Public use airport in Oxford, Mississippi

University-Oxford Airport is a public use airport located two nautical miles (4 km) northwest of the central business district of Oxford, a city in Lafayette County, Mississippi, United States. The airport is owned by the University of Mississippi. It is included in the National Plan of Integrated Airport Systems for 2011–2015, which categorized it as a general aviation facility.

== Facilities and aircraft ==
University-Oxford Airport covers an area of 297 acres (120 ha) at an elevation of 452 feet (138 m) above mean sea level. It has one runway designated 9/27 with an asphalt surface measuring 5,600 by 100 feet (1,707 x 30 m).

For the 12-month period ending February 28, 2021, the airport had 60,253 aircraft operations, an average of 165 per day: 89% general aviation, 9% air taxi, 3% military, and <1% scheduled commercial.
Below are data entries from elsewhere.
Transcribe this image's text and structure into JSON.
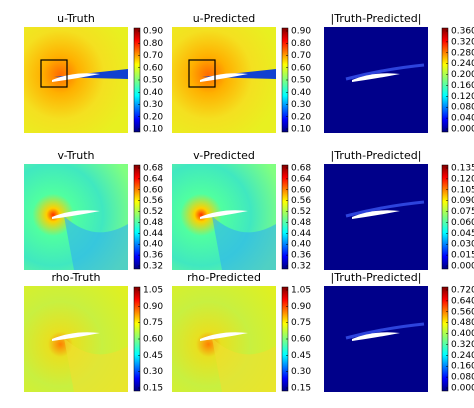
{
  "panels": [
    {
      "title": "u-Truth",
      "colorbar": [
        "0.90",
        "0.80",
        "0.70",
        "0.60",
        "0.50",
        "0.40",
        "0.30",
        "0.20",
        "0.10"
      ]
    },
    {
      "title": "u-Predicted",
      "colorbar": [
        "0.90",
        "0.80",
        "0.70",
        "0.60",
        "0.50",
        "0.40",
        "0.30",
        "0.20",
        "0.10"
      ]
    },
    {
      "title": "|Truth-Predicted|",
      "colorbar": [
        "0.360",
        "0.320",
        "0.280",
        "0.240",
        "0.200",
        "0.160",
        "0.120",
        "0.080",
        "0.040",
        "0.000"
      ]
    },
    {
      "title": "v-Truth",
      "colorbar": [
        "0.68",
        "0.64",
        "0.60",
        "0.56",
        "0.52",
        "0.48",
        "0.44",
        "0.40",
        "0.36",
        "0.32"
      ]
    },
    {
      "title": "v-Predicted",
      "colorbar": [
        "0.68",
        "0.64",
        "0.60",
        "0.56",
        "0.52",
        "0.48",
        "0.44",
        "0.40",
        "0.36",
        "0.32"
      ]
    },
    {
      "title": "|Truth-Predicted|",
      "colorbar": [
        "0.135",
        "0.120",
        "0.105",
        "0.090",
        "0.075",
        "0.060",
        "0.045",
        "0.030",
        "0.015",
        "0.000"
      ]
    },
    {
      "title": "rho-Truth",
      "colorbar": [
        "1.05",
        "0.90",
        "0.75",
        "0.60",
        "0.45",
        "0.30",
        "0.15"
      ]
    },
    {
      "title": "rho-Predicted",
      "colorbar": [
        "1.05",
        "0.90",
        "0.75",
        "0.60",
        "0.45",
        "0.30",
        "0.15"
      ]
    },
    {
      "title": "|Truth-Predicted|",
      "colorbar": [
        "0.720",
        "0.640",
        "0.560",
        "0.480",
        "0.400",
        "0.320",
        "0.240",
        "0.160",
        "0.080",
        "0.000"
      ]
    }
  ]
}
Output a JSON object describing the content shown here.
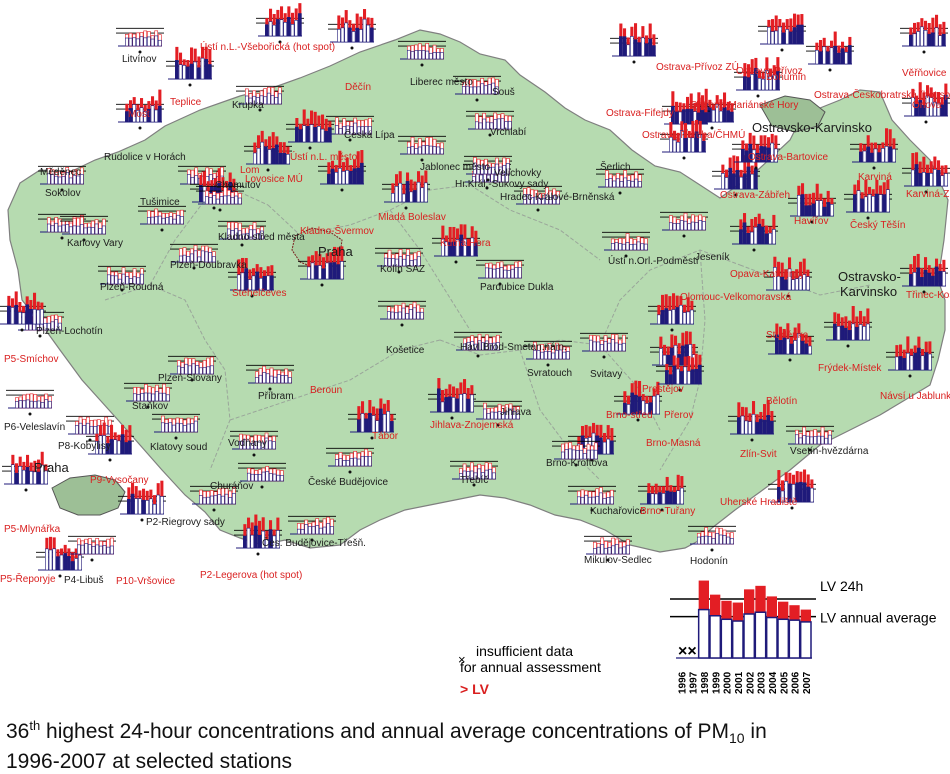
{
  "colors": {
    "land": "#b6dbb0",
    "border": "#8a8a8a",
    "region_border": "#9a9a9a",
    "city_fill": "#8fb08a",
    "lv24": "#e31e24",
    "annual": "#1f1a7a",
    "lv_text": "#d91f1f",
    "ok_text": "#1c1c1c"
  },
  "cities": [
    "Praha",
    "Ostravsko-Karvinsko",
    "Ostravsko-Karvinsko"
  ],
  "stations": [
    {
      "label": "Litvínov",
      "exceeds": false
    },
    {
      "label": "Ústí n.L.-Všebořická (hot spot)",
      "exceeds": true
    },
    {
      "label": "Teplice",
      "exceeds": true
    },
    {
      "label": "Krupka",
      "exceeds": false
    },
    {
      "label": "Děčín",
      "exceeds": true
    },
    {
      "label": "Liberec město",
      "exceeds": false
    },
    {
      "label": "Souš",
      "exceeds": false
    },
    {
      "label": "Most",
      "exceeds": true
    },
    {
      "label": "Česká Lípa",
      "exceeds": false
    },
    {
      "label": "Vrchlabí",
      "exceeds": false
    },
    {
      "label": "Rudolice v Horách",
      "exceeds": false
    },
    {
      "label": "Ústí n.L. město",
      "exceeds": true
    },
    {
      "label": "Jablonec město",
      "exceeds": false
    },
    {
      "label": "Velichovky",
      "exceeds": false
    },
    {
      "label": "Šerlich",
      "exceeds": false
    },
    {
      "label": "Měděnec",
      "exceeds": false
    },
    {
      "label": "Lom",
      "exceeds": true
    },
    {
      "label": "Chomutov",
      "exceeds": false
    },
    {
      "label": "Lovosice MÚ",
      "exceeds": true
    },
    {
      "label": "Mladá Boleslav",
      "exceeds": true
    },
    {
      "label": "Hr.Král.-Sukovy sady",
      "exceeds": false
    },
    {
      "label": "Hradec Králové-Brněnská",
      "exceeds": false
    },
    {
      "label": "Sokolov",
      "exceeds": false
    },
    {
      "label": "Tušimice",
      "exceeds": false
    },
    {
      "label": "Kladno-Švermov",
      "exceeds": true
    },
    {
      "label": "Karlovy Vary",
      "exceeds": false
    },
    {
      "label": "Kladno-střed města",
      "exceeds": false
    },
    {
      "label": "Kutná Hora",
      "exceeds": true
    },
    {
      "label": "Jeseník",
      "exceeds": false
    },
    {
      "label": "Plzeň-Doubravka",
      "exceeds": false
    },
    {
      "label": "Kolín SAZ",
      "exceeds": false
    },
    {
      "label": "Ústí n.Orl.-Podměstí",
      "exceeds": false
    },
    {
      "label": "Plzeň-Roudná",
      "exceeds": false
    },
    {
      "label": "Stehelčeves",
      "exceeds": true
    },
    {
      "label": "Pardubice Dukla",
      "exceeds": false
    },
    {
      "label": "Plzeň-Lochotín",
      "exceeds": false
    },
    {
      "label": "Košetice",
      "exceeds": false
    },
    {
      "label": "Havl.Brod-Smetan.nám.",
      "exceeds": false
    },
    {
      "label": "Svratouch",
      "exceeds": false
    },
    {
      "label": "Svitavy",
      "exceeds": false
    },
    {
      "label": "P5-Smíchov",
      "exceeds": true
    },
    {
      "label": "Plzeň-Slovany",
      "exceeds": false
    },
    {
      "label": "Beroun",
      "exceeds": true
    },
    {
      "label": "Příbram",
      "exceeds": false
    },
    {
      "label": "Jihlava-Znojemská",
      "exceeds": true
    },
    {
      "label": "Jihlava",
      "exceeds": false
    },
    {
      "label": "Prostějov",
      "exceeds": true
    },
    {
      "label": "Staňkov",
      "exceeds": false
    },
    {
      "label": "Brno-střed",
      "exceeds": true
    },
    {
      "label": "Přerov",
      "exceeds": true
    },
    {
      "label": "P6-Veleslavín",
      "exceeds": false
    },
    {
      "label": "Klatovy soud",
      "exceeds": false
    },
    {
      "label": "Vodňany",
      "exceeds": false
    },
    {
      "label": "Tábor",
      "exceeds": true
    },
    {
      "label": "P8-Kobylisy",
      "exceeds": false
    },
    {
      "label": "P9-Vysočany",
      "exceeds": true
    },
    {
      "label": "Brno-Masná",
      "exceeds": true
    },
    {
      "label": "Zlín-Svit",
      "exceeds": true
    },
    {
      "label": "Brno-Kroftova",
      "exceeds": false
    },
    {
      "label": "Vsetín-hvězdárna",
      "exceeds": false
    },
    {
      "label": "Churáňov",
      "exceeds": false
    },
    {
      "label": "České Budějovice",
      "exceeds": false
    },
    {
      "label": "Třebíč",
      "exceeds": false
    },
    {
      "label": "Uherské Hradiště",
      "exceeds": true
    },
    {
      "label": "P5-Mlynářka",
      "exceeds": true
    },
    {
      "label": "P2-Riegrovy sady",
      "exceeds": false
    },
    {
      "label": "Kuchařovice",
      "exceeds": false
    },
    {
      "label": "Brno-Tuřany",
      "exceeds": true
    },
    {
      "label": "Čes. Budějovice-Třešň.",
      "exceeds": false
    },
    {
      "label": "P5-Řeporyje",
      "exceeds": true
    },
    {
      "label": "P4-Libuš",
      "exceeds": false
    },
    {
      "label": "P10-Vršovice",
      "exceeds": true
    },
    {
      "label": "P2-Legerova (hot spot)",
      "exceeds": true
    },
    {
      "label": "Mikulov-Sedlec",
      "exceeds": false
    },
    {
      "label": "Hodonín",
      "exceeds": false
    },
    {
      "label": "Ostrava-Fifejdy",
      "exceeds": true
    },
    {
      "label": "Ostrava-Přívoz ZÚ",
      "exceeds": true
    },
    {
      "label": "Ostrava-Přívoz",
      "exceeds": true
    },
    {
      "label": "Bohumín",
      "exceeds": true
    },
    {
      "label": "Ostrava-Českobratrská (hot spot)",
      "exceeds": true
    },
    {
      "label": "Věřňovice",
      "exceeds": true
    },
    {
      "label": "Ostrava-Mariánské Hory",
      "exceeds": true
    },
    {
      "label": "Ostrava-Poruba/ČHMÚ",
      "exceeds": true
    },
    {
      "label": "Orlová",
      "exceeds": true
    },
    {
      "label": "Ostrava-Zábřeh",
      "exceeds": true
    },
    {
      "label": "Ostrava-Bartovice",
      "exceeds": true
    },
    {
      "label": "Karviná",
      "exceeds": true
    },
    {
      "label": "Karviná-ZÚ",
      "exceeds": true
    },
    {
      "label": "Havířov",
      "exceeds": true
    },
    {
      "label": "Český Těšín",
      "exceeds": true
    },
    {
      "label": "Opava-Kateřinky",
      "exceeds": true
    },
    {
      "label": "Třinec-Kosmos",
      "exceeds": true
    },
    {
      "label": "Olomouc-Velkomoravská",
      "exceeds": true
    },
    {
      "label": "Studénka",
      "exceeds": true
    },
    {
      "label": "Bělotín",
      "exceeds": true
    },
    {
      "label": "Frýdek-Místek",
      "exceeds": true
    },
    {
      "label": "Návsí u Jablunkova",
      "exceeds": true
    }
  ],
  "legend": {
    "lv24": "LV 24h",
    "lv_annual": "LV annual average",
    "insufficient_line1": "insufficient data",
    "insufficient_line2": "for annual assessment",
    "exceed": "> LV",
    "years": [
      "1996",
      "1997",
      "1998",
      "1999",
      "2000",
      "2001",
      "2002",
      "2003",
      "2004",
      "2005",
      "2006",
      "2007"
    ],
    "sample_24h": [
      null,
      null,
      88,
      72,
      65,
      63,
      78,
      82,
      70,
      64,
      60,
      55
    ],
    "sample_annual": [
      null,
      null,
      55,
      48,
      44,
      42,
      50,
      52,
      46,
      44,
      43,
      41
    ]
  },
  "caption": {
    "prefix": "36",
    "sup": "th",
    "middle": " highest 24-hour concentrations and annual average concentrations of PM",
    "sub": "10",
    "suffix": " in",
    "line2": "1996-2007 at selected stations"
  }
}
At that time there were 22 aircraft based at this airport: 12 single-engine, 7 multi-engine, and 3 jet.

== Historical air service ==
In 1975, Southern Airways became the first airline to serve Oxford with direct flights to Greenwood and Memphis using Martin 404 piston airliners. There were two flights per day to each destination. Republic Airlines took over both routes using Swearingen Metroliners after they merged with Southern Airways in 1979. Due to an increase in demand, Republic upgraded the service to Convair 580 turboprop airliners in 1981. Republic Airlines left Oxford in 1985. In 1985, Flight Line added direct flights to Greenwood, Jackson, Memphis, and Tupelo using Piper Navajo and Cessna 402 piston aircraft.
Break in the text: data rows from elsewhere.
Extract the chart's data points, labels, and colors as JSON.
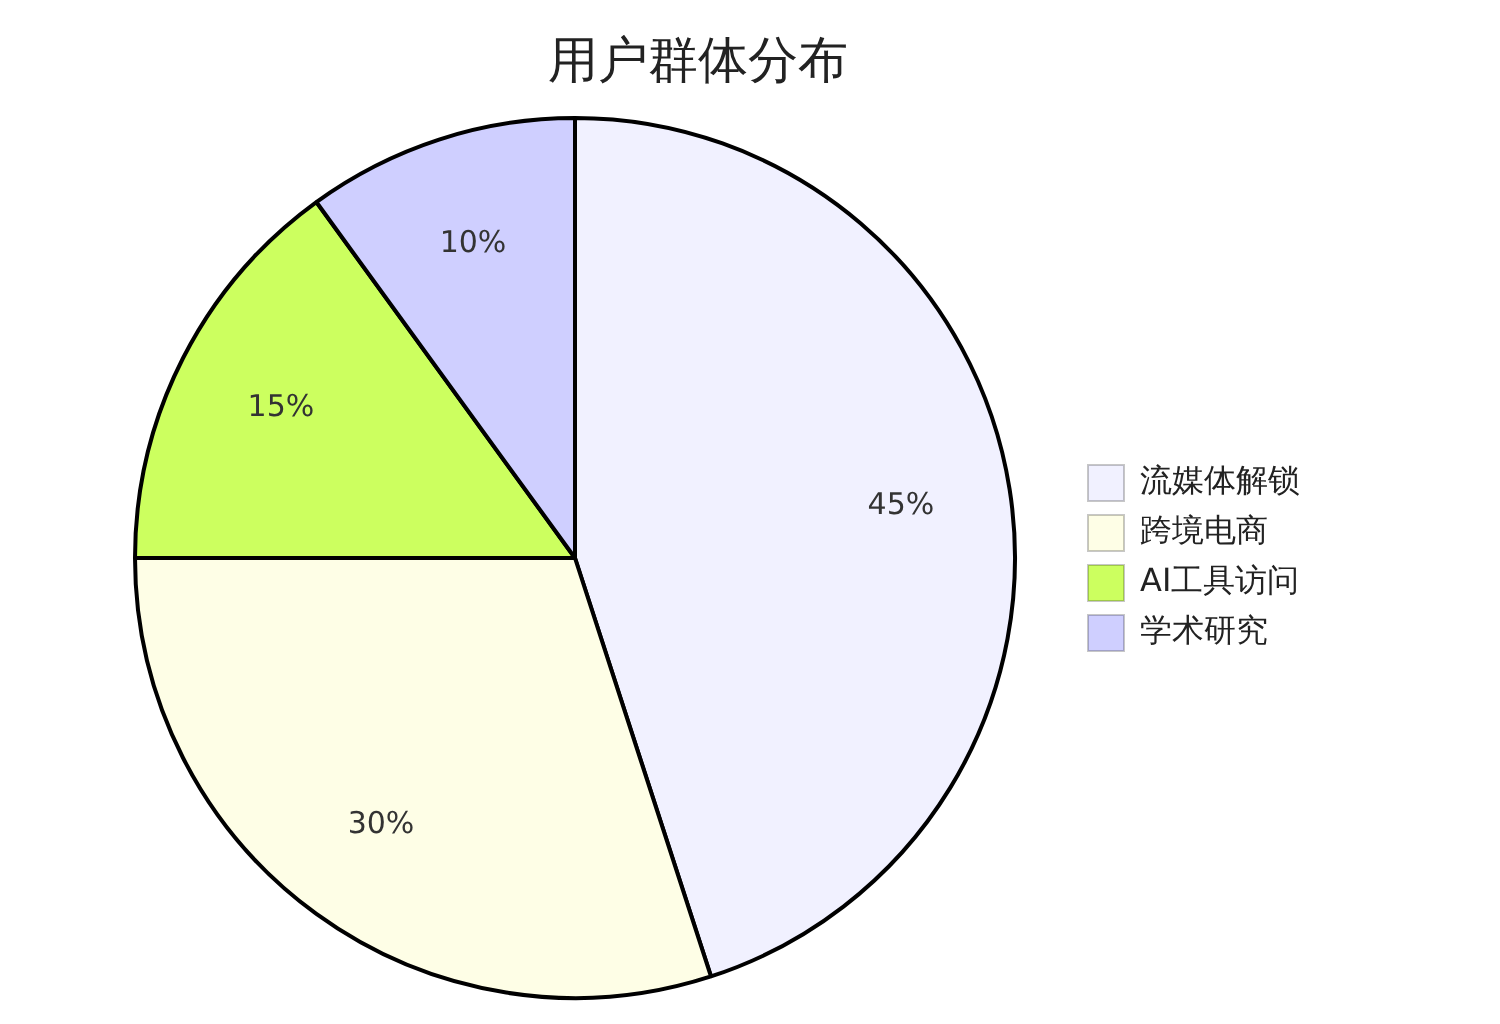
{
  "chart_data": {
    "type": "pie",
    "title": "用户群体分布",
    "categories": [
      "流媒体解锁",
      "跨境电商",
      "AI工具访问",
      "学术研究"
    ],
    "values": [
      45,
      30,
      15,
      10
    ],
    "colors": [
      "#f1f1ff",
      "#fefee6",
      "#ccff5f",
      "#cfcfff"
    ],
    "value_labels": [
      "45%",
      "30%",
      "15%",
      "10%"
    ],
    "legend": "right"
  }
}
More recently, in 2013, Southern Airways Express began flying from Oxford to Destin, Panama City, Jackson, and Gulfport using Cessna 208B turboprop aircraft. The service lasted until 2016 when it was quietly phased out. The airport currently has no airline service.

== Charter operations ==
The airport serves most charter flights for the University of Mississippi. Basketball, Baseball, Volleyball, and Soccer bring many different aircraft. These include Embraer E145 regional jets from United Express, Dornier 328JET aircraft from Ultimate Jet, and the Boeing 737-200 for Ameristar.

== Recent developments ==
In 2017, a new apron was built at the airport in order to accommodate more aircraft during football season. A new fuel depot has been constructed, and the airport has received luggage belt loaders and ground power units.